When the Lebanese Shiite militant organization, Hezbollah, went on the offensive against pro-government forces in Beirut earlier this month, the clashes were said to have been part of the ongoing internal Lebanese political struggle. And that justification despite the blatant backing Hezbollah receives from Syria and Iran.

But evidence is emerging that the Shiite organization could be connected with Islamist forces in parts of Sub-Saharan Africa, which an issue that deserves close scrutiny by the international community.

Questions need to be asked: Who are those groups? What exactly is Hezbollah's role in supporting them? And, to what extent is Hezbollah acting on orders from the mullahs in Tehran?

What brought this new development to light is a set of photographs made available to the Middle East Times by a reliable source who asked not to be identified.

The photographs were reportedly taken in the West African nation of Nigeria, although there is no independent way of confirming it. It is clear, however, that the images were taken somewhere in Africa.

Sustaining the source's allegation that these pictures were shot in Nigeria is the fact that first; there is indeed a large Shiite minority in Nigeria with whom Hezbollah would find a natural ally, and second; there is a large Lebanese Shiite immigrant community in that country who settled there in the 1960s and 1970s, coming mostly from south Lebanon.

The photographs show an unidentified Shiite mullah (his religious affiliation is easily identified by his dress) being given full military honors during a parade complete with uniformed militiamen and hundreds of Hezbollah yellow flags as well as giant posters of Hezbollah chief Hassan Nasrallah.

One picture shows a review stand guarded by men in uniform while one of several religious leaders appears to be giving a speech to a crowd.

Another picture shows hundreds of uniformed young men during a military parade, preceded by large posters of Nasrallah and of assassinated Hamas leader Ahmed Yassine.

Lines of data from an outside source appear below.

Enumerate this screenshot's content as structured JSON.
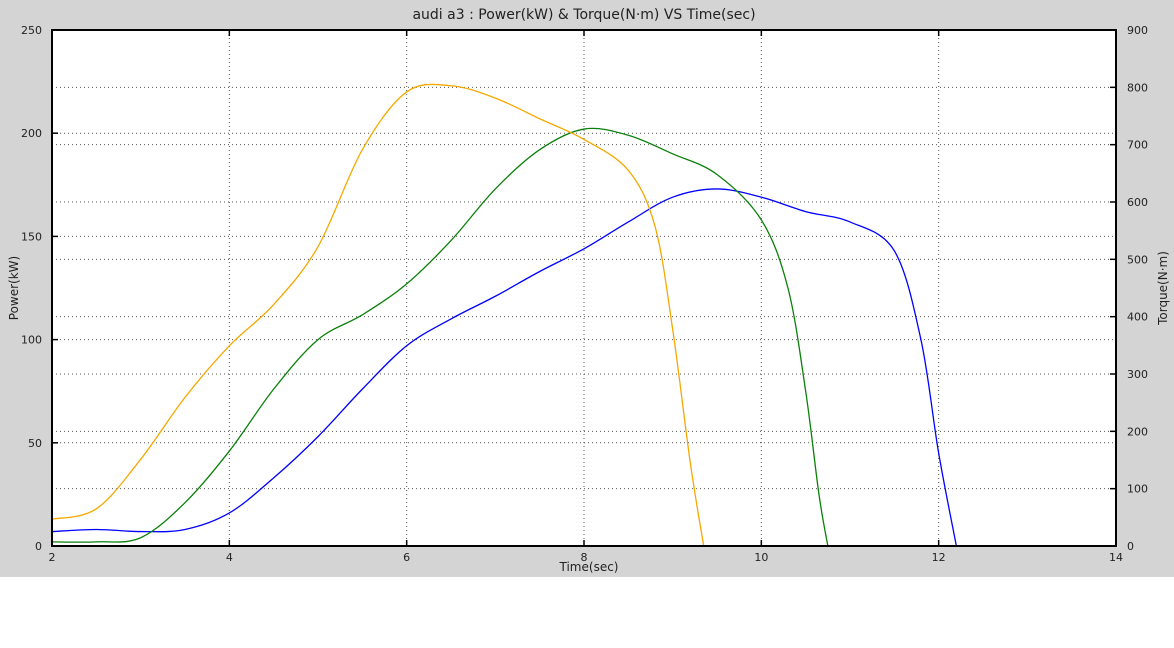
{
  "chart_data": {
    "type": "line",
    "title": "audi a3 : Power(kW) & Torque(N·m) VS Time(sec)",
    "xlabel": "Time(sec)",
    "ylabel": "Power(kW)",
    "y2label": "Torque(N·m)",
    "xlim": [
      2,
      14
    ],
    "ylim": [
      0,
      250
    ],
    "y2lim": [
      0,
      900
    ],
    "xticks": [
      2,
      4,
      6,
      8,
      10,
      12,
      14
    ],
    "yticks": [
      0,
      50,
      100,
      150,
      200,
      250
    ],
    "y2ticks": [
      0,
      100,
      200,
      300,
      400,
      500,
      600,
      700,
      800,
      900
    ],
    "grid": true,
    "series": [
      {
        "axis": "left",
        "color": "#0000ff",
        "x": [
          2.0,
          2.5,
          3.0,
          3.5,
          4.0,
          4.5,
          5.0,
          5.5,
          6.0,
          6.5,
          7.0,
          7.5,
          8.0,
          8.5,
          9.0,
          9.5,
          10.0,
          10.5,
          11.0,
          11.5,
          11.8,
          12.0,
          12.2
        ],
        "y": [
          7,
          8,
          7,
          8,
          16,
          33,
          53,
          76,
          97,
          110,
          121,
          133,
          144,
          157,
          169,
          173,
          169,
          162,
          157,
          143,
          100,
          45,
          0
        ]
      },
      {
        "axis": "left",
        "color": "#0a800a",
        "x": [
          2.0,
          2.5,
          3.0,
          3.5,
          4.0,
          4.5,
          5.0,
          5.5,
          6.0,
          6.5,
          7.0,
          7.5,
          8.0,
          8.5,
          9.0,
          9.5,
          10.0,
          10.3,
          10.5,
          10.65,
          10.75
        ],
        "y": [
          2,
          2,
          4,
          21,
          46,
          76,
          100,
          112,
          127,
          148,
          173,
          192,
          202,
          199,
          190,
          180,
          158,
          125,
          75,
          25,
          0
        ]
      },
      {
        "axis": "left",
        "color": "#f5a800",
        "x": [
          2.0,
          2.5,
          3.0,
          3.5,
          4.0,
          4.5,
          5.0,
          5.5,
          6.0,
          6.5,
          7.0,
          7.5,
          8.0,
          8.5,
          8.8,
          9.0,
          9.2,
          9.35
        ],
        "y": [
          13,
          18,
          42,
          72,
          97,
          117,
          145,
          192,
          220,
          223,
          217,
          207,
          197,
          182,
          155,
          105,
          40,
          0
        ]
      }
    ]
  }
}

Yet another photograph shows troops in different colored uniforms and with green berets marching past the review stand.

One shows a group of men in white suits carrying posters of Nasrallah, Ayatollah Ruhollah Khomeini, the instigator of the Iranian Islamic Revolution and of Ayatollah Ali Khamenei, current supreme leader of Iran.

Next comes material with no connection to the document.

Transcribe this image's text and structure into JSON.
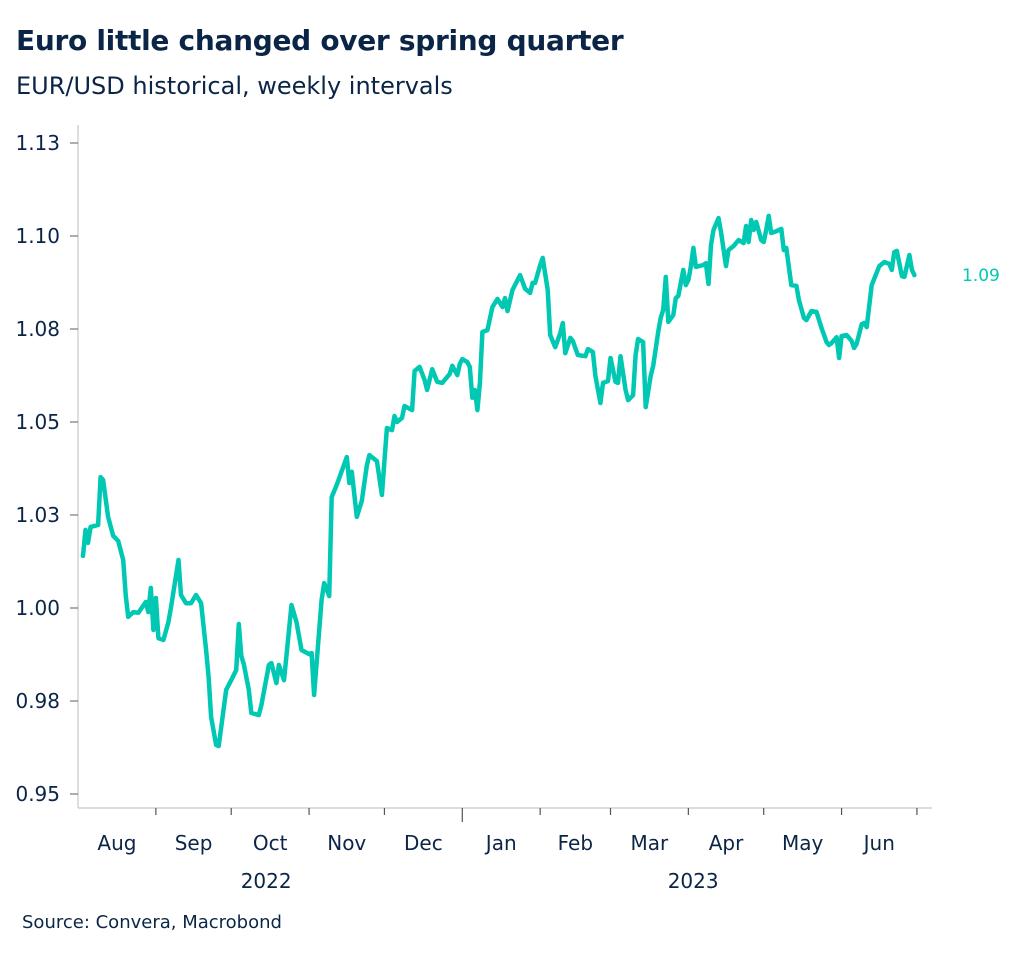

So what is the connection between Hezbollah and militant groups in West Africa? And why is there such a link in the first place? What does the Lebanese movement, said to represent the Lebanese "resistance" fighting to liberate a parcel of land in south Lebanon from Israeli occupation, have to do in West Africa?

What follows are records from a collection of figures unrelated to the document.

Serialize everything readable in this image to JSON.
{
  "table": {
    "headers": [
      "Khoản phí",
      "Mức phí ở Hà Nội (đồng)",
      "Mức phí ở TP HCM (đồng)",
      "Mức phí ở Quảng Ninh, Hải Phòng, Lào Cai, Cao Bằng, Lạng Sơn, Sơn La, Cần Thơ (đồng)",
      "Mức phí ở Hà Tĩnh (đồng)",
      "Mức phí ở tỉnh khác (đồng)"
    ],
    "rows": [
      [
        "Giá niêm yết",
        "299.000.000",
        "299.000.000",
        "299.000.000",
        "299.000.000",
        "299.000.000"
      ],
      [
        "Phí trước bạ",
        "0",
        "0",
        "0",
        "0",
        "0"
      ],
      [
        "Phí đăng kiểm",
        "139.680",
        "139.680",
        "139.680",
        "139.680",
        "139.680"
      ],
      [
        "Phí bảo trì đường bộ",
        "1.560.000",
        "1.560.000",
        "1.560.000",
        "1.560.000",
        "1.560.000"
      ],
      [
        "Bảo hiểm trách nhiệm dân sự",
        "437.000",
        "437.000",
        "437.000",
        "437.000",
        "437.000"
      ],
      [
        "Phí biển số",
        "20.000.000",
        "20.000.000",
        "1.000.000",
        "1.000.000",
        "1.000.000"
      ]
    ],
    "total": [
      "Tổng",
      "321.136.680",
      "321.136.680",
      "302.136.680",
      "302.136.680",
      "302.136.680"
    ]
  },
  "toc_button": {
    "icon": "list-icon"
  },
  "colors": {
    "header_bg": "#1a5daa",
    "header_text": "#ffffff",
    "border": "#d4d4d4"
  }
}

Indeed, Hezbollah's involvement in sub-Saharan Africa is reminiscent of the Cuban experience on the Dark Continent. One can draw a number of similarities between the Cuban "volunteers" who were acting at the behest of the Soviet Union, promoting communism in Africa in the 1960s and 1970s and Hezbollah acting as Iran's proxy, advancing Tehran's Islamic revolution today.

"The link between the Islamist movements in the Middle East and Islamist networks in Africa is not to be underestimated," said Walid Phares, director of the Future Terrorism Project at the Foundation for the Defense of Democracies in Washington.